Jack Kerouac, born Jean-Louis Lebris de Kérouac, (1922 –1969) was an American novelist and poet. Born March 12, 1922, in Lowell, Massachusetts, he was the son of Leo Kerouac, a printer, and Gabrielle Levesque, a factory worker. He did not speak English until he was five years old, using instead a combination of French and English used by the many French-Canadians who settled in New England. At the age of eleven he began writing novels and made-up accounts of horse races, football games, and baseball games. He received a football scholarship to Columbia University in New York City and arrived there in 1940 where he began to pursue an interest in literature and studied, in particular, the style of writer Thomas Wolfe (1900–1938). In 1941 Kerouac had an argument with Columbia’s football coach and left school.

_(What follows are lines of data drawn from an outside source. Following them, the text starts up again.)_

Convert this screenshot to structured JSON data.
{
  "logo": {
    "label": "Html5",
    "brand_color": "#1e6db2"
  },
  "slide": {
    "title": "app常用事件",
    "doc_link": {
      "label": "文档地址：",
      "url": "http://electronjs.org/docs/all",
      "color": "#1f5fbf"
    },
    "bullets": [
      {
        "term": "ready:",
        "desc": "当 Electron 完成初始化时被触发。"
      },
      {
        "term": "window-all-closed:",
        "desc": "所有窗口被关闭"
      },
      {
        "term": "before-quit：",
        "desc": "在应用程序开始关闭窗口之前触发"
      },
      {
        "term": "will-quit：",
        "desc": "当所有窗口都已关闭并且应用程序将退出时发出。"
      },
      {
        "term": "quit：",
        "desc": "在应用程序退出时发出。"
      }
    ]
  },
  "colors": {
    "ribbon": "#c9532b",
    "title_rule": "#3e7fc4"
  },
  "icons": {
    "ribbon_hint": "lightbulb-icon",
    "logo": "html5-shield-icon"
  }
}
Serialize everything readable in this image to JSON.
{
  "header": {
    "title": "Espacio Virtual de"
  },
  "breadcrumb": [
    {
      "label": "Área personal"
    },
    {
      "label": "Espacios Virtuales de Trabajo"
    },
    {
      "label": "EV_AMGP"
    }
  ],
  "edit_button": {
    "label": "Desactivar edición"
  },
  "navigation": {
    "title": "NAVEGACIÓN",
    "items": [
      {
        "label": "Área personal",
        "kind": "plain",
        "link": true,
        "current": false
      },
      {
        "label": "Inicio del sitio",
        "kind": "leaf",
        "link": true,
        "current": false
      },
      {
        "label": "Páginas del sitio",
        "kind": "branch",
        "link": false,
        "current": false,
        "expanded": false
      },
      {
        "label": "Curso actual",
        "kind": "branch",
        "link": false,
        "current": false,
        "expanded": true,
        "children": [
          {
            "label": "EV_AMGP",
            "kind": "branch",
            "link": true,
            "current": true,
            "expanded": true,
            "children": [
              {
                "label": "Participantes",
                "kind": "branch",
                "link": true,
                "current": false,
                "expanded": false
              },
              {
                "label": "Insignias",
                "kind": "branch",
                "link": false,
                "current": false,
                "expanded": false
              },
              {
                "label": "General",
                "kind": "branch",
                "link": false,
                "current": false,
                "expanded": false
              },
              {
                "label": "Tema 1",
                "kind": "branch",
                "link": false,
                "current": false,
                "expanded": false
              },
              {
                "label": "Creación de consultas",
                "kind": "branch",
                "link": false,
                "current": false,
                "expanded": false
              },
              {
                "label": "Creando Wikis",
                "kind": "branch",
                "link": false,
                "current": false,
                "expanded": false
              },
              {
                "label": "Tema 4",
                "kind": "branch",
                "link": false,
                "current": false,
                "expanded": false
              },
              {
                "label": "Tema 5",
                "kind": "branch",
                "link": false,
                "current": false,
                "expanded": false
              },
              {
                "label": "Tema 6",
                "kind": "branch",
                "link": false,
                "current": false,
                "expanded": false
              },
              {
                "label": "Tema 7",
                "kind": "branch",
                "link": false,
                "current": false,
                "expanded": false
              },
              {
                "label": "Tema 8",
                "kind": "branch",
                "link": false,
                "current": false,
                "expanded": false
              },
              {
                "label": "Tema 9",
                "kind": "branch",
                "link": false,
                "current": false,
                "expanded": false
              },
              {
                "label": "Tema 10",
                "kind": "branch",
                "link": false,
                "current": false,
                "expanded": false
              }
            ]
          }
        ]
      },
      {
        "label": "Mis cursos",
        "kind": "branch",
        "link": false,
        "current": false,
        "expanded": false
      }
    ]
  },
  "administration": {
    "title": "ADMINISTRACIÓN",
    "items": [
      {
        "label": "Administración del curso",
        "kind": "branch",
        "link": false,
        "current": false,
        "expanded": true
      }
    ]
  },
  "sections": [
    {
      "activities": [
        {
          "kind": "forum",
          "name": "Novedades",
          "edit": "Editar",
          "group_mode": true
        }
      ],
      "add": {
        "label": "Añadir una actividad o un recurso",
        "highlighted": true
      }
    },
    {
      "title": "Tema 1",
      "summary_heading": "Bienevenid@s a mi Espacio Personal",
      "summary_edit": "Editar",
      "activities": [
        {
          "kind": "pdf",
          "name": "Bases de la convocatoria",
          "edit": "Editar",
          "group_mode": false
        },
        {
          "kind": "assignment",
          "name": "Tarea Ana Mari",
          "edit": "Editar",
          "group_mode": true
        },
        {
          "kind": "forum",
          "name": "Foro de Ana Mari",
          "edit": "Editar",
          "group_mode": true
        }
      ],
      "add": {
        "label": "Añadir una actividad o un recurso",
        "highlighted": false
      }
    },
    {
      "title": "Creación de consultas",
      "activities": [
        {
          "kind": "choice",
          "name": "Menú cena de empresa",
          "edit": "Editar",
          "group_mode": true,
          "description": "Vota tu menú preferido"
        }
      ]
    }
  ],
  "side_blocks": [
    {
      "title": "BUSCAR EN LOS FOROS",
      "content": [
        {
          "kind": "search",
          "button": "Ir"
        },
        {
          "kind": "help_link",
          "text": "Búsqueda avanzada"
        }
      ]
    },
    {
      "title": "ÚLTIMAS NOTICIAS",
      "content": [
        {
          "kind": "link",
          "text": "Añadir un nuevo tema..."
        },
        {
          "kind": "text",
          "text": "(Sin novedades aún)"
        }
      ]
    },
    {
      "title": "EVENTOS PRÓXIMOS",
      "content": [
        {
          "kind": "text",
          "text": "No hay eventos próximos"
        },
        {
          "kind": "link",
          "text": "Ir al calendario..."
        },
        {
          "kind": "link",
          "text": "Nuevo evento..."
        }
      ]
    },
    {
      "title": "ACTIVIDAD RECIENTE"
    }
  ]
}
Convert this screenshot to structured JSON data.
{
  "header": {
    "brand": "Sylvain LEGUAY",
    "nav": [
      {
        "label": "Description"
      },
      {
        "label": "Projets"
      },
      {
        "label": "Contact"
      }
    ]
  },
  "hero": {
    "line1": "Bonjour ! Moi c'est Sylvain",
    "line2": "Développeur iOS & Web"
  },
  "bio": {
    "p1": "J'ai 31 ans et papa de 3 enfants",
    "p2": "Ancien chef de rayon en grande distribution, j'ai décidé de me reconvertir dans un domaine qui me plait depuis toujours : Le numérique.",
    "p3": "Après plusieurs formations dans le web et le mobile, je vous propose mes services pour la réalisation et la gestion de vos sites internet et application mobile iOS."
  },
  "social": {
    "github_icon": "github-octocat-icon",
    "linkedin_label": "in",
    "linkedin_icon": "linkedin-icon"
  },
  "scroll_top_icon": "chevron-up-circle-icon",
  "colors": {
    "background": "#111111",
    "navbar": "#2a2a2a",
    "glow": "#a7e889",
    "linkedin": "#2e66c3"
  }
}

Kerouac worked briefly at a gas station and as a sports reporter for a newspaper in Lowell. In 1943 he joined the Navy, but he was honorably discharged after six months. He spent the war years working as a merchant seaman and hanging around Columbia with such writers as William Burroughs (1914–1997) and Allen Ginsburg (1926–1997). He wrote two novels during this time, The Sea Is My Brother and And The Hippos Were Boiled In Their Tanks, with Burroughs.
In 1947 Neal Cassady visited New York and asked Kerouac to give him writing lessons. When Cassady returned to Denver, Colorado, Kerouac followed. After a brief time in Denver, Kerouac wandered into California, beginning a four-year period of travel throughout the West. When not on the road, he was in New York working on his novel The Town and The City, (1950). Kerouac then began to experiment with a more natural writing style. In April, 1951, Kerouac threaded a huge roll of paper into his typewriter and wrote the single 175,000-word paragraph that became On The Road. The more than 100-foot scroll was written in three weeks but was not published for seven years. Sal and Neal, the main characters, scoff at established values and live by a romantic code born out off the West. They are described as “performing our one noble function of the time, move.” In between writing On The Road and its publication, Kerouac took many road trips, became depressed and addicted to drugs and alcohol, and did his most ambitious writing. When On The Road was published in 1957, Kerouac became instantly famous, a spokesman for the “Beat Generation”, young people in the 1950s and 1960s who scorned middle-class values. His classic book became the bible of the countercultural generation. Thematically, his work covers topics such as Catholic spirituality, promiscuity, Buddhism, drugs, poverty, and travel. He became an underground celebrity and, with other beats, a progenitor of the hippie movement, although he remained antagonistic toward some of its politically radical elements.
He frequently appeared drunk, and interviews with him usually turned into arguments. In 1958 he wrote The Dharma Bums, a follow-up to On The Road. He then stopped writing for four years. By 1960 he was an alcoholic and had suffered a nervous breakdown. On October 21st, 1969, at the age of 47, while watching the Galloping Gourmet on television, with a pad in his lap and pen in his hand, Jack Kerouac began to hemorrhage and died hours later, a classic alcoholic’s death. He impressed many famous figures such as the Doors, Lenny Bruce. Doors, Lenny Bruce and Bob Dylan. Since his death, his literary reputation has grown, and several previously unseen works have been published. All of his books are in print today, including his poetry.
He is buried with the rest of his family near Lowell. His grave has been a site of pilgrimage for decades. Mourners leave cigarettes and joints, as well as dollar shots with a sip inside, should he wake up thirsty. Poets impale poems on the pens that wrote them, which are planted in the dirt like a stockade fence to protect the flat, original plaque. The grave received a new headstone in 2014, a waist-high granite slab inscribed with his signature, and his line, “The Road is Life”. The original flat headstone (see image above) remains just in front of the new one, six stones up and three stones deep.